The Wellington statue makes a splendid contrast with the pedi/PedalBussers. Wellington is Wellington, seated on his horse (Copenhagen presumably), very dignified and patrician. And the peddlers are the kind of people he commanded in his battles.

I don’t get why this statue is in front of the Bank of England. Why isn’t there a Wellington statue at Waterloo?

Originally posted at Brian Micklethwait’s Old Blog

Anti-drone drones

Indeed:

Anyone trying to fly a UAV over the outdoor sets where the next installment of the Star Wars saga is being filmed in Croatia might be met by drones owned by the production company.

I knew there were such things, but it’s good to actually read about them.

The fun really starts when drones on spy missions like this are also armed, so they can fight off the drones that attack them.

Drone v drone fighting is going to be a spectacular sport, just as soon as it starts getting organised.

When me and the Transport Blog gang visited the Farnborough Air Show, way back when we did, it was good, but it felt rather antiquated. Drone v drone contests – real contests – would liven that up no end.

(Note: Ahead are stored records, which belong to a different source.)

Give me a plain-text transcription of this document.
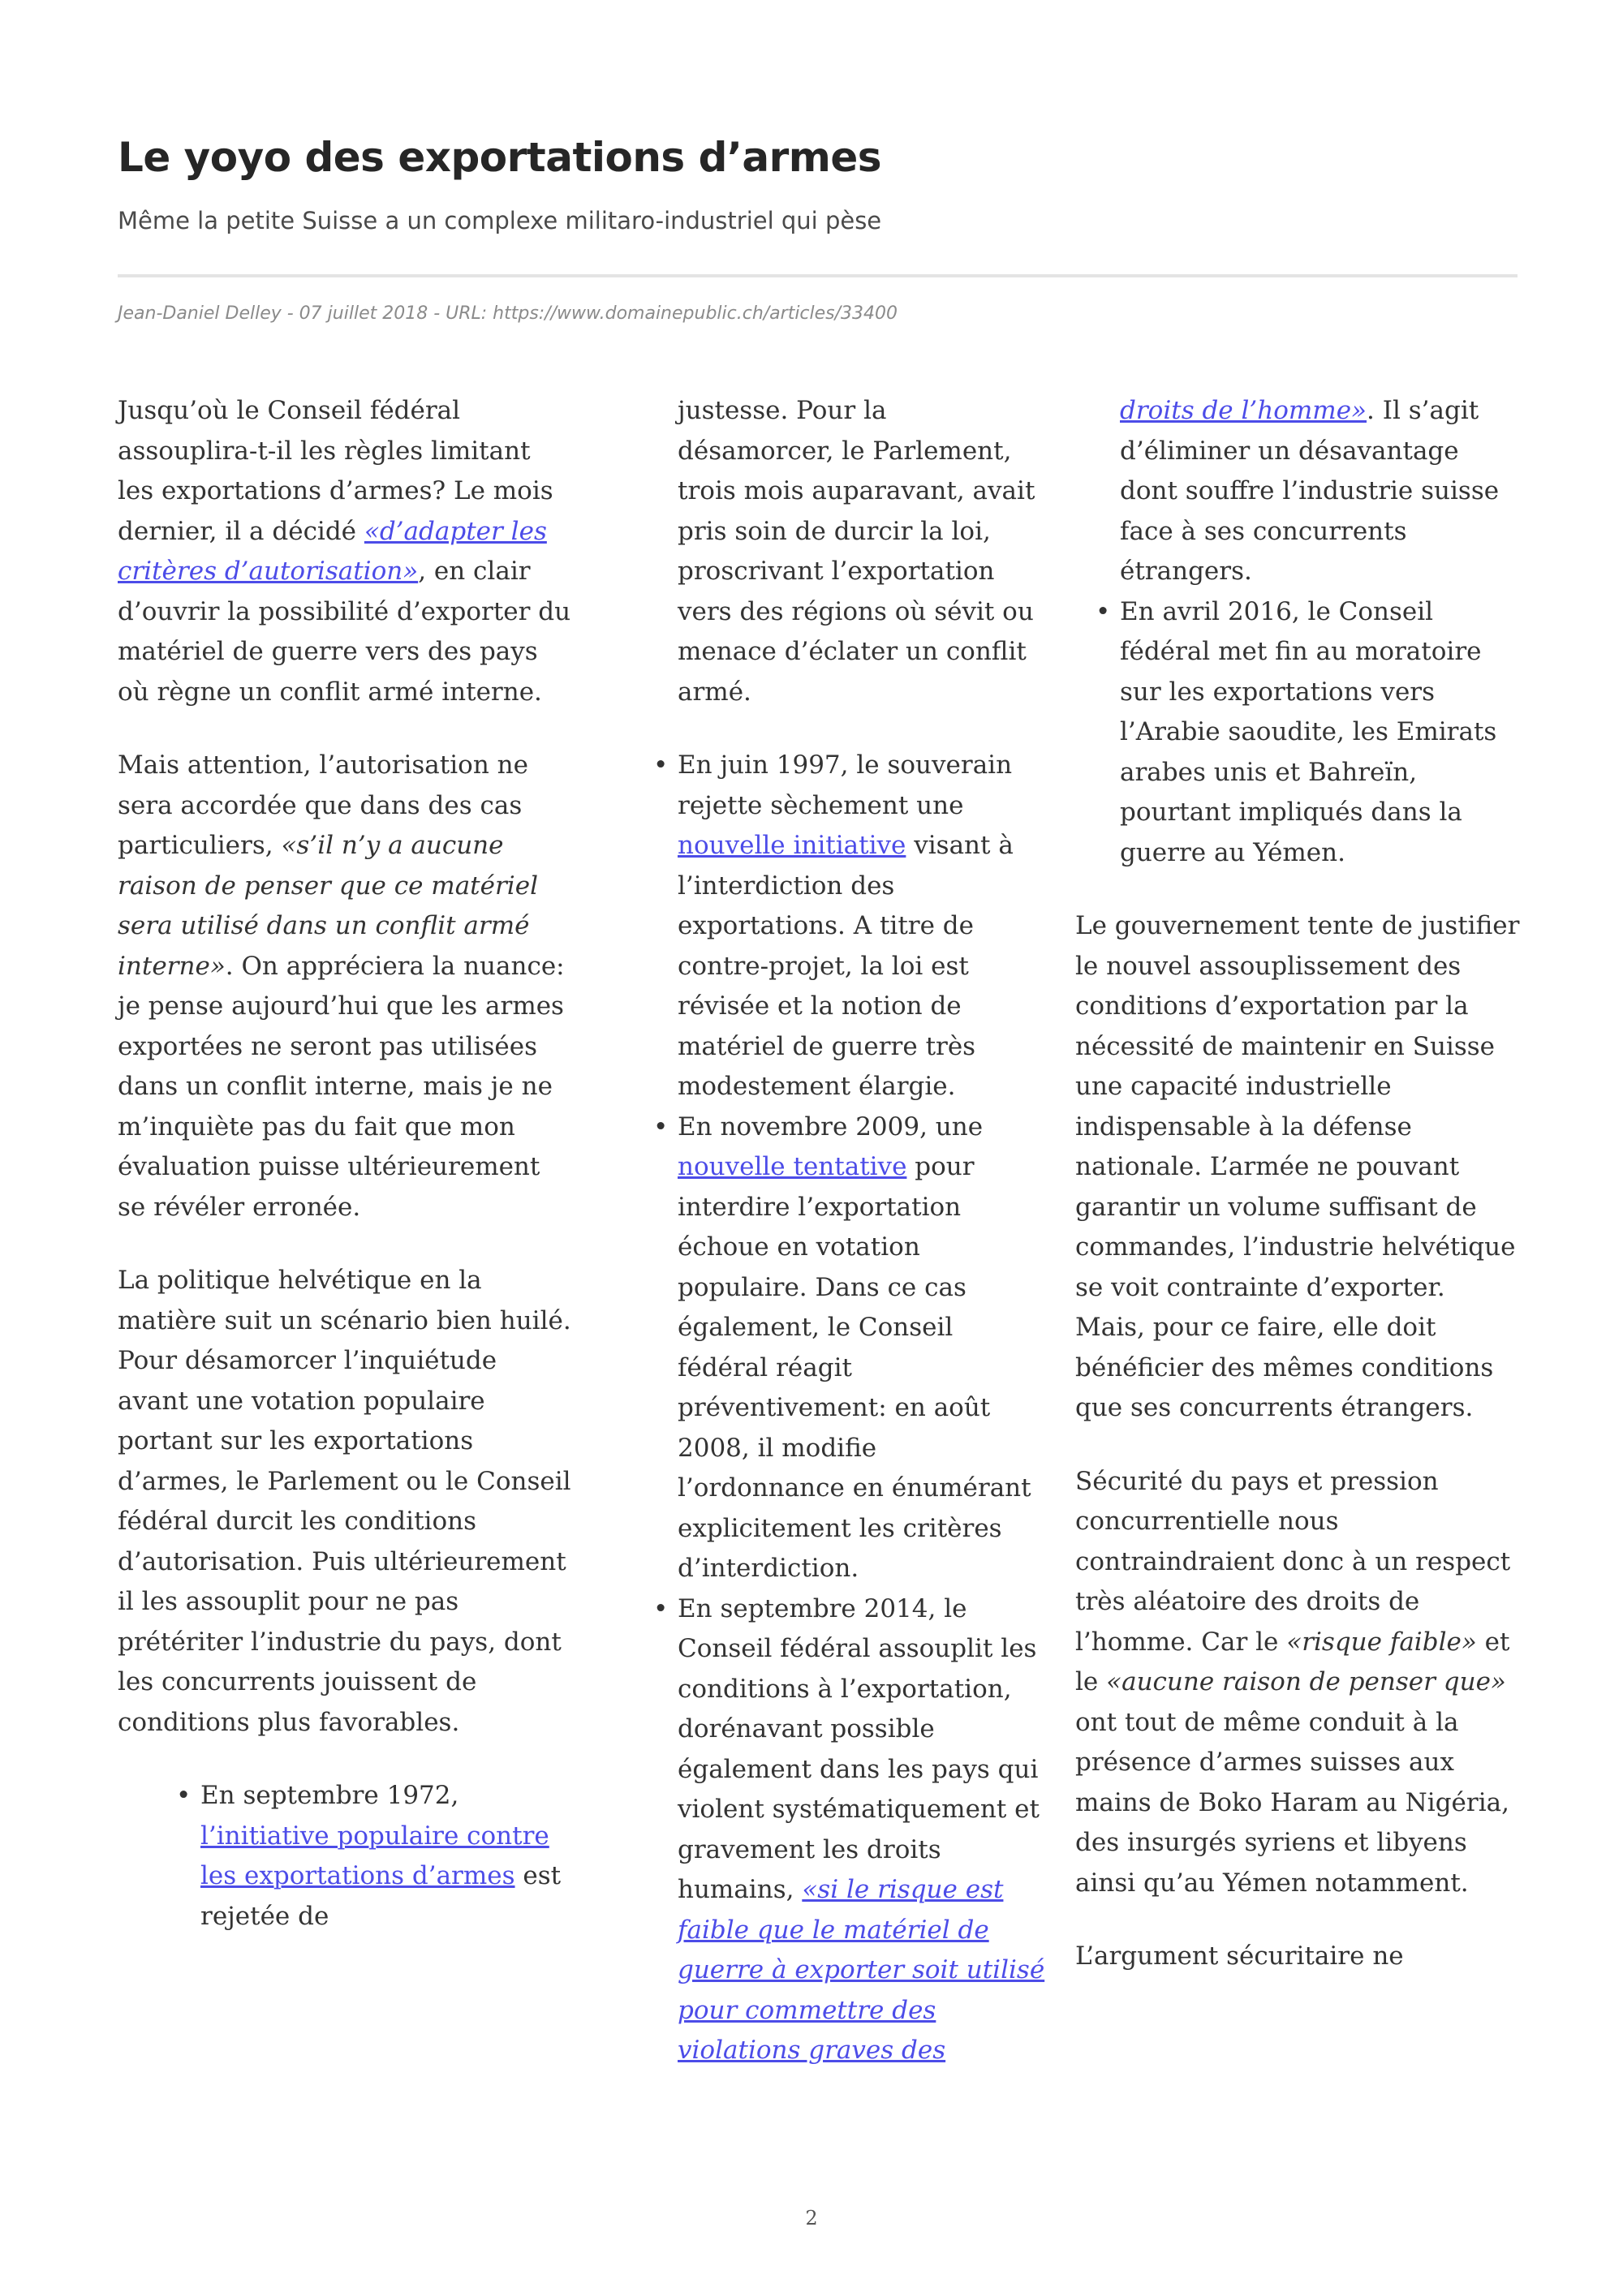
Le yoyo des exportations d’armes

Même la petite Suisse a un complexe militaro-industriel qui pèse

Jean-Daniel Delley - 07 juillet 2018 - URL: https://www.domainepublic.ch/articles/33400

Jusqu’où le Conseil fédéral assouplira-t-il les règles limitant les exportations d’armes? Le mois dernier, il a décidé «d’adapter les critères d’autorisation», en clair d’ouvrir la possibilité d’exporter du matériel de guerre vers des pays où règne un conflit armé interne.

Mais attention, l’autorisation ne sera accordée que dans des cas particuliers, «s’il n’y a aucune raison de penser que ce matériel sera utilisé dans un conflit armé interne». On appréciera la nuance: je pense aujourd’hui que les armes exportées ne seront pas utilisées dans un conflit interne, mais je ne m’inquiète pas du fait que mon évaluation puisse ultérieurement se révéler erronée.

La politique helvétique en la matière suit un scénario bien huilé. Pour désamorcer l’inquiétude avant une votation populaire portant sur les exportations d’armes, le Parlement ou le Conseil fédéral durcit les conditions d’autorisation. Puis ultérieurement il les assouplit pour ne pas prétériter l’industrie du pays, dont les concurrents jouissent de conditions plus favorables.

• En septembre 1972, l’initiative populaire contre les exportations d’armes est rejetée de

justesse. Pour la désamorcer, le Parlement, trois mois auparavant, avait pris soin de durcir la loi, proscrivant l’exportation vers des régions où sévit ou menace d’éclater un conflit armé.

• En juin 1997, le souverain rejette sèchement une nouvelle initiative visant à l’interdiction des exportations. A titre de contre-projet, la loi est révisée et la notion de matériel de guerre très modestement élargie.
• En novembre 2009, une nouvelle tentative pour interdire l’exportation échoue en votation populaire. Dans ce cas également, le Conseil fédéral réagit préventivement: en août 2008, il modifie l’ordonnance en énumérant explicitement les critères d’interdiction.
• En septembre 2014, le Conseil fédéral assouplit les conditions à l’exportation, dorénavant possible également dans les pays qui violent systématiquement et gravement les droits humains, «si le risque est faible que le matériel de guerre à exporter soit utilisé pour commettre des violations graves des
droits de l’homme». Il s’agit d’éliminer un désavantage dont souffre l’industrie suisse face à ses concurrents étrangers.
• En avril 2016, le Conseil fédéral met fin au moratoire sur les exportations vers l’Arabie saoudite, les Emirats arabes unis et Bahreïn, pourtant impliqués dans la guerre au Yémen.

Le gouvernement tente de justifier le nouvel assouplissement des conditions d’exportation par la nécessité de maintenir en Suisse une capacité industrielle indispensable à la défense nationale. L’armée ne pouvant garantir un volume suffisant de commandes, l’industrie helvétique se voit contrainte d’exporter. Mais, pour ce faire, elle doit bénéficier des mêmes conditions que ses concurrents étrangers.

Sécurité du pays et pression concurrentielle nous contraindraient donc à un respect très aléatoire des droits de l’homme. Car le «risque faible» et le «aucune raison de penser que» ont tout de même conduit à la présence d’armes suisses aux mains de Boko Haram au Nigéria, des insurgés syriens et libyens ainsi qu’au Yémen notamment.

L’argument sécuritaire ne

2
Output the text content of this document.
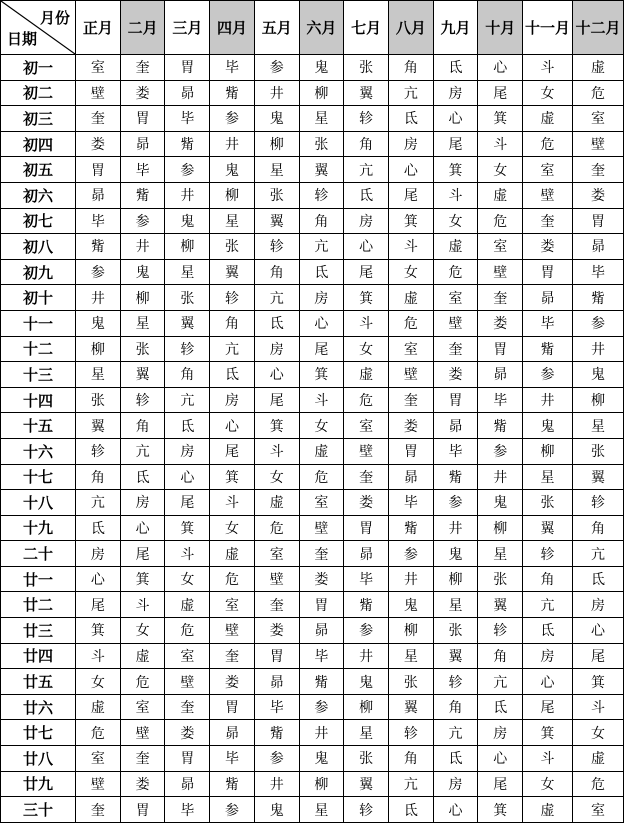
月份
日期	正月	二月	三月	四月	五月	六月	七月	八月	九月	十月	十一月	十二月
初一	室	奎	胃	毕	参	鬼	张	角	氐	心	斗	虚
初二	壁	娄	昴	觜	井	柳	翼	亢	房	尾	女	危
初三	奎	胃	毕	参	鬼	星	轸	氐	心	箕	虚	室
初四	娄	昴	觜	井	柳	张	角	房	尾	斗	危	壁
初五	胃	毕	参	鬼	星	翼	亢	心	箕	女	室	奎
初六	昴	觜	井	柳	张	轸	氐	尾	斗	虚	壁	娄
初七	毕	参	鬼	星	翼	角	房	箕	女	危	奎	胃
初八	觜	井	柳	张	轸	亢	心	斗	虚	室	娄	昴
初九	参	鬼	星	翼	角	氐	尾	女	危	壁	胃	毕
初十	井	柳	张	轸	亢	房	箕	虚	室	奎	昴	觜
十一	鬼	星	翼	角	氐	心	斗	危	壁	娄	毕	参
十二	柳	张	轸	亢	房	尾	女	室	奎	胃	觜	井
十三	星	翼	角	氐	心	箕	虚	壁	娄	昴	参	鬼
十四	张	轸	亢	房	尾	斗	危	奎	胃	毕	井	柳
十五	翼	角	氐	心	箕	女	室	娄	昴	觜	鬼	星
十六	轸	亢	房	尾	斗	虚	壁	胃	毕	参	柳	张
十七	角	氐	心	箕	女	危	奎	昴	觜	井	星	翼
十八	亢	房	尾	斗	虚	室	娄	毕	参	鬼	张	轸
十九	氐	心	箕	女	危	壁	胃	觜	井	柳	翼	角
二十	房	尾	斗	虚	室	奎	昴	参	鬼	星	轸	亢
廿一	心	箕	女	危	壁	娄	毕	井	柳	张	角	氐
廿二	尾	斗	虚	室	奎	胃	觜	鬼	星	翼	亢	房
廿三	箕	女	危	壁	娄	昴	参	柳	张	轸	氐	心
廿四	斗	虚	室	奎	胃	毕	井	星	翼	角	房	尾
廿五	女	危	壁	娄	昴	觜	鬼	张	轸	亢	心	箕
廿六	虚	室	奎	胃	毕	参	柳	翼	角	氐	尾	斗
廿七	危	壁	娄	昴	觜	井	星	轸	亢	房	箕	女
廿八	室	奎	胃	毕	参	鬼	张	角	氐	心	斗	虚
廿九	壁	娄	昴	觜	井	柳	翼	亢	房	尾	女	危
三十	奎	胃	毕	参	鬼	星	轸	氐	心	箕	虚	室
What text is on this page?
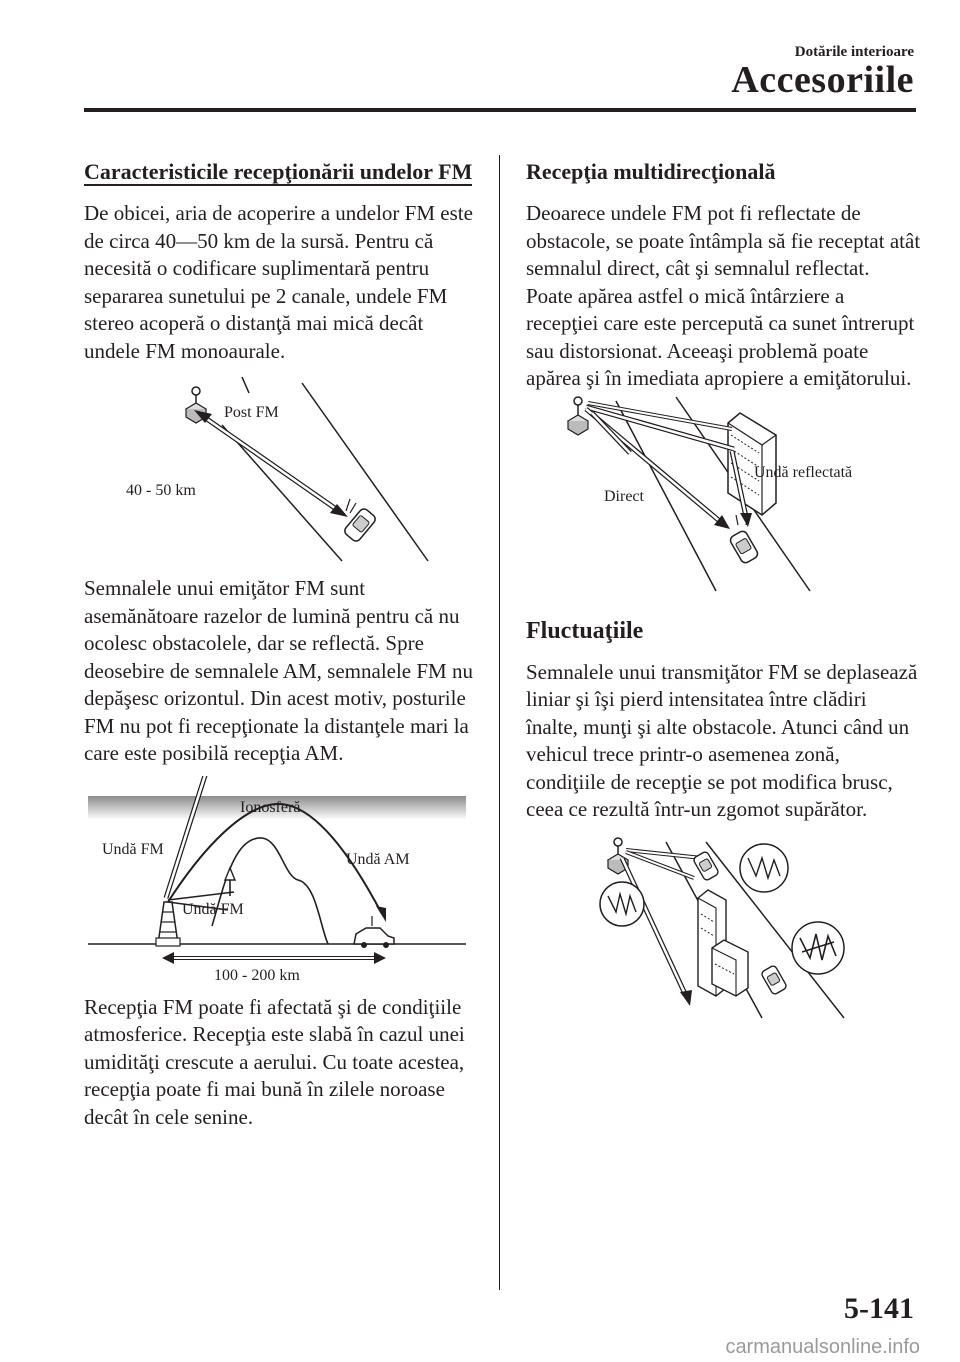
Dotările interioare
Accesoriile
Caracteristicile recepţionării undelor FM

De obicei, aria de acoperire a undelor FM este de circa 40―50 km de la sursă. Pentru că necesită o codificare suplimentară pentru separarea sunetului pe 2 canale, undele FM stereo acoperă o distanţă mai mică decât undele FM monoaurale.

Post FM
40 - 50 km

Semnalele unui emiţător FM sunt asemănătoare razelor de lumină pentru că nu ocolesc obstacolele, dar se reflectă. Spre deosebire de semnalele AM, semnalele FM nu depăşesc orizontul. Din acest motiv, posturile FM nu pot fi recepţionate la distanţele mari la care este posibilă recepţia AM.

Ionosferă
Undă FM
Undă AM
Undă FM
100 - 200 km

Recepţia FM poate fi afectată şi de condiţiile atmosferice. Recepţia este slabă în cazul unei umidităţi crescute a aerului. Cu toate acestea, recepţia poate fi mai bună în zilele noroase decât în cele senine.

Recepţia multidirecţională

Deoarece undele FM pot fi reflectate de obstacole, se poate întâmpla să fie receptat atât semnalul direct, cât şi semnalul reflectat. Poate apărea astfel o mică întârziere a recepţiei care este percepută ca sunet întrerupt sau distorsionat. Aceeaşi problemă poate apărea şi în imediata apropiere a emiţătorului.

Undă reflectată
Direct
Fluctuaţiile

Semnalele unui transmiţător FM se deplasează liniar şi îşi pierd intensitatea între clădiri înalte, munţi şi alte obstacole. Atunci când un vehicul trece printr-o asemenea zonă, condiţiile de recepţie se pot modifica brusc, ceea ce rezultă într-un zgomot supărător.

5-141
carmanualsonline.info
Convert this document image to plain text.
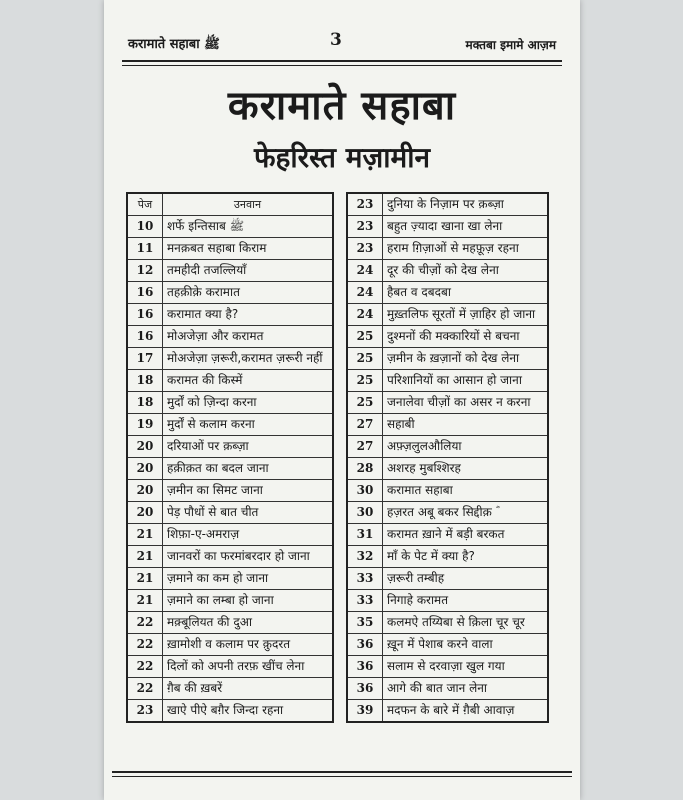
करामाते सहाबा ﷺ	3	मक्तबा इमामे आज़म
करामाते सहाबा
फेहरिस्त मज़ामीन
पेज	उनवान
10	शर्फे इन्तिसाब ﷺ
11	मनक़बत सहाबा किराम
12	तमहीदी तजल्लियाँ
16	तहक़ीक़े करामात
16	करामात क्या है?
16	मोअजेज़ा और करामत
17	मोअजेज़ा ज़रूरी,करामत ज़रूरी नहीं
18	करामत की किस्में
18	मुर्दों को ज़िन्दा करना
19	मुर्दों से कलाम करना
20	दरियाओं पर क़ब्ज़ा
20	हक़ीक़त का बदल जाना
20	ज़मीन का सिमट जाना
20	पेड़ पौधों से बात चीत
21	शिफ़ा-ए-अमराज़
21	जानवरों का फरमांबरदार हो जाना
21	ज़माने का कम हो जाना
21	ज़माने का लम्बा हो जाना
22	मक़्बूलियत की दुआ
22	ख़ामोशी व कलाम पर क़ुदरत
22	दिलों को अपनी तरफ़ खींच लेना
22	ग़ैब की ख़बरें
23	खाऐ पीऐ बग़ैर जिन्दा रहना
23	दुनिया के निज़ाम पर क़ब्ज़ा
23	बहुत ज़्यादा खाना खा लेना
23	हराम ग़िज़ाओं से महफ़ूज़ रहना
24	दूर की चीज़ों को देख लेना
24	हैबत व दबदबा
24	मुख़्तलिफ सूरतों में ज़ाहिर हो जाना
25	दुश्मनों की मक्कारियों से बचना
25	ज़मीन के ख़ज़ानों को देख लेना
25	परिशानियों का आसान हो जाना
25	जनालेवा चीज़ों का असर न करना
27	सहाबी
27	अफ़्ज़लुलऔलिया
28	अशरह मुबश्शिरह
30	करामात सहाबा
30	हज़रत अबू बकर सिद्दीक़ ؓ
31	करामत ख़ाने में बड़ी बरकत
32	माँ के पेट में क्या है?
33	ज़रूरी तम्बीह
33	निगाहे करामत
35	कलमऐ तय्यिबा से क़िला चूर चूर
36	ख़ून में पेशाब करने वाला
36	सलाम से दरवाज़ा खुल गया
36	आगे की बात जान लेना
39	मदफन के बारे में ग़ैबी आवाज़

Originally posted at Brian Micklethwait’s Old Blog

Aerobots

This is cool, says Instapundit, and he’s not wrong:

For all his joie de vivre, Jardine is a master drone builder and pilot whose skills have produced remarkable footage for shows like Australian Top Gear, the BBC’s Into the Volcano, and a range of music videos. His company Aerobot sells camera-outfitted drones, including custom jobs that require unique specifications like, say, the capacity to lift an IMAX camera. From a sprawling patch of coastline real estate in Queensland, Australia, Jardine builds, tests, and tweaks his creations; the rural tranquility is conducive to a process that may occasionally lead to unidentified falling objects.

Simply put, if you’ve got a drone flying challenge, Jardine is your first call.

So, Mr Jardine is now flying his flying robots over volcanoes. There are going to be lots of calls to have these things entirely banned, but they are just too useful for that to happen.

When I was a kid and making airplanes out of balsa wood and paper, powered with rubber band propellers, I remember thinking that such toys were potentially a lot more than mere toys. I’m actually surprised at how long it has taken for this to be proved right.

What were the recent developments that made useful drones like Jardine’s possible? It is down to the power-to-weight ratio of the latest mini-engines? I tried googling “why drones work”, but all I got was arguments saying that it’s good to use drones to kill America’s enemies, not why they are now usable for such missions.